Reputation: 599
I've got something strange happening in a server running Linux, while a windows machine performing the same code behaves normally.
It is happening with the following code:
public static final SimpleDateFormat sqlDateFormat = new SimpleDateFormat("Y-M-d");
Calendar cal = Calendar.getInstance();
String now = sqlDateFormat.format(cal.getTime());
System.out.println(now);
cal.add(Calendar.DAY_OF_MONTH, -4);
cal.set(Calendar.HOUR_OF_DAY, 0);
cal.set(Calendar.MINUTE, 0);
String trsh = sqlDateFormat.format(cal.getTime());
System.out.println(trsh);
The output on the windows machine running:
java version "1.7.0_07"
Java(TM) SE Runtime Environment (build 1.7.0_07-b11)
Java HotSpot(TM) 64-Bit Server VM (build 23.3-b01, mixed mode)
Output:
2014-01-02
2013-12-29
The above is matching the expected result.
The output on the Linux machine running:
java version "1.8.0-ea"
Java(TM) SE Runtime Environment (build 1.8.0-ea-b108)
Java HotSpot(TM) 64-Bit Server VM (build 25.0-b50, mixed mode)
Output:
2014-01-02
2014-12-29
This is odd isn't it?
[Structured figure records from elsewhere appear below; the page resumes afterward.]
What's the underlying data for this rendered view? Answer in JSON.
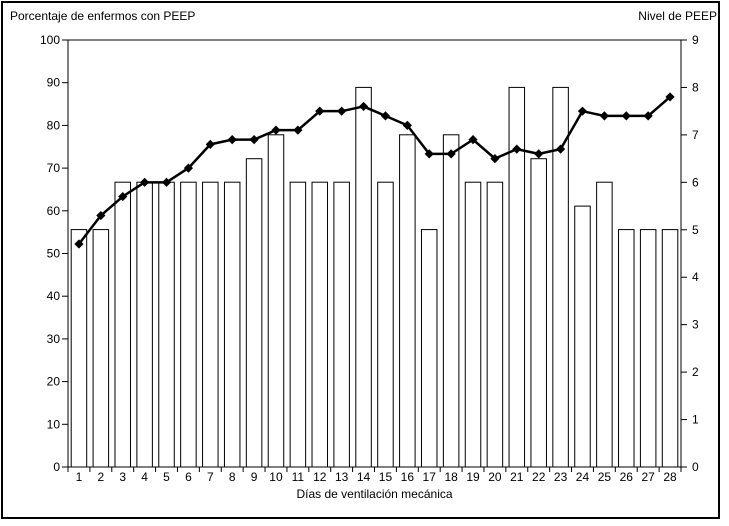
{
  "frame": {
    "background_color": "#ffffff",
    "border_color": "#000000",
    "bar_fill_color": "#ffffff",
    "line_color": "#000000"
  },
  "titles": {
    "left_axis_title": "Porcentaje de enfermos con PEEP",
    "right_axis_title": "Nivel de PEEP",
    "x_axis_title": "Días de ventilación mecánica"
  },
  "chart_data": {
    "type": "combo",
    "subtypes": [
      "bar",
      "line"
    ],
    "grid": false,
    "legend": "none",
    "x_axis": {
      "label": "Días de ventilación mecánica",
      "categories": [
        "1",
        "2",
        "3",
        "4",
        "5",
        "6",
        "7",
        "8",
        "9",
        "10",
        "11",
        "12",
        "13",
        "14",
        "15",
        "16",
        "17",
        "18",
        "19",
        "20",
        "21",
        "22",
        "23",
        "24",
        "25",
        "26",
        "27",
        "28"
      ]
    },
    "left_y_axis": {
      "label": "Porcentaje de enfermos con PEEP",
      "min": 0,
      "max": 100,
      "step": 10,
      "tick_labels": [
        "0",
        "10",
        "20",
        "30",
        "40",
        "50",
        "60",
        "70",
        "80",
        "90",
        "100"
      ]
    },
    "right_y_axis": {
      "label": "Nivel de PEEP",
      "min": 0,
      "max": 9,
      "step": 1,
      "tick_labels": [
        "0",
        "1",
        "2",
        "3",
        "4",
        "5",
        "6",
        "7",
        "8",
        "9"
      ]
    },
    "series": [
      {
        "name": "Porcentaje de enfermos con PEEP",
        "type": "bar",
        "axis": "left",
        "fill": "#ffffff",
        "stroke": "#000000",
        "values": [
          55.6,
          55.6,
          66.7,
          66.7,
          66.7,
          66.7,
          66.7,
          66.7,
          72.2,
          77.8,
          66.7,
          66.7,
          66.7,
          88.9,
          66.7,
          77.8,
          55.6,
          77.8,
          66.7,
          66.7,
          88.9,
          72.2,
          88.9,
          61.1,
          66.7,
          55.6,
          55.6,
          55.6
        ]
      },
      {
        "name": "Nivel de PEEP",
        "type": "line",
        "axis": "right",
        "marker": "diamond",
        "color": "#000000",
        "values": [
          4.7,
          5.3,
          5.7,
          6.0,
          6.0,
          6.3,
          6.8,
          6.9,
          6.9,
          7.1,
          7.1,
          7.5,
          7.5,
          7.6,
          7.4,
          7.2,
          6.6,
          6.6,
          6.9,
          6.5,
          6.7,
          6.6,
          6.7,
          7.5,
          7.4,
          7.4,
          7.4,
          7.8
        ]
      }
    ]
  }
}
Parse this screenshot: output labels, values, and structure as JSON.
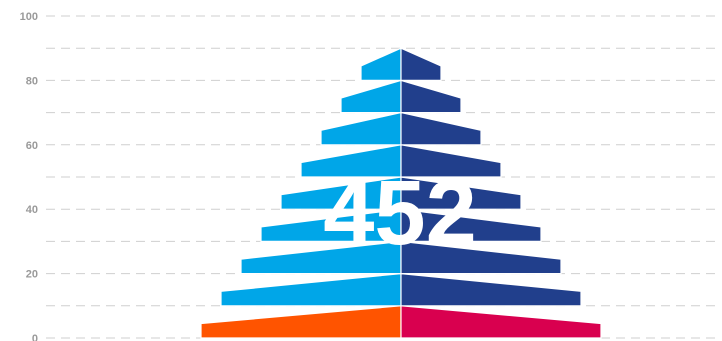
{
  "chart_data": {
    "type": "pyramid",
    "y_axis": {
      "ylim": [
        0,
        100
      ],
      "ticks": [
        0,
        20,
        40,
        60,
        80,
        100
      ],
      "tick_labels": [
        "0",
        "20",
        "40",
        "60",
        "80",
        "100"
      ],
      "minor_step": 10,
      "grid": "dashed"
    },
    "center_label": "452",
    "tiers": [
      {
        "bottom": 0,
        "top": 10,
        "left_color": "#ff5400",
        "right_color": "#d9004f"
      },
      {
        "bottom": 10,
        "top": 20,
        "left_color": "#00a6e8",
        "right_color": "#213f8c"
      },
      {
        "bottom": 20,
        "top": 30,
        "left_color": "#00a6e8",
        "right_color": "#213f8c"
      },
      {
        "bottom": 30,
        "top": 40,
        "left_color": "#00a6e8",
        "right_color": "#213f8c"
      },
      {
        "bottom": 40,
        "top": 50,
        "left_color": "#00a6e8",
        "right_color": "#213f8c"
      },
      {
        "bottom": 50,
        "top": 60,
        "left_color": "#00a6e8",
        "right_color": "#213f8c"
      },
      {
        "bottom": 60,
        "top": 70,
        "left_color": "#00a6e8",
        "right_color": "#213f8c"
      },
      {
        "bottom": 70,
        "top": 80,
        "left_color": "#00a6e8",
        "right_color": "#213f8c"
      },
      {
        "bottom": 80,
        "top": 90,
        "left_color": "#00a6e8",
        "right_color": "#213f8c"
      }
    ],
    "colors": {
      "grid": "#cfcfcf",
      "tick_label": "#9a9a9a",
      "left_tier": "#00a6e8",
      "right_tier": "#213f8c",
      "base_left": "#ff5400",
      "base_right": "#d9004f"
    }
  }
}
Any nice workarounds?
Upvotes: 5
Views: 670
Reputation: 10717
You have a wrong format for a year in a SimpleDateFormat. You should be using y
instead of Y
.
Upvotes: 5
Reputation: 44071
Maybe you have constructed your format object with pattern symbol Y instead of y. Y stands for year of weekdate, not the normal iso calendar year. It is locale-dependent, especially dependent on when the week starts. So the locale settings on your windows machine and the linux server might be different. Remember that java.util.Calendar IS dependent on locale, too.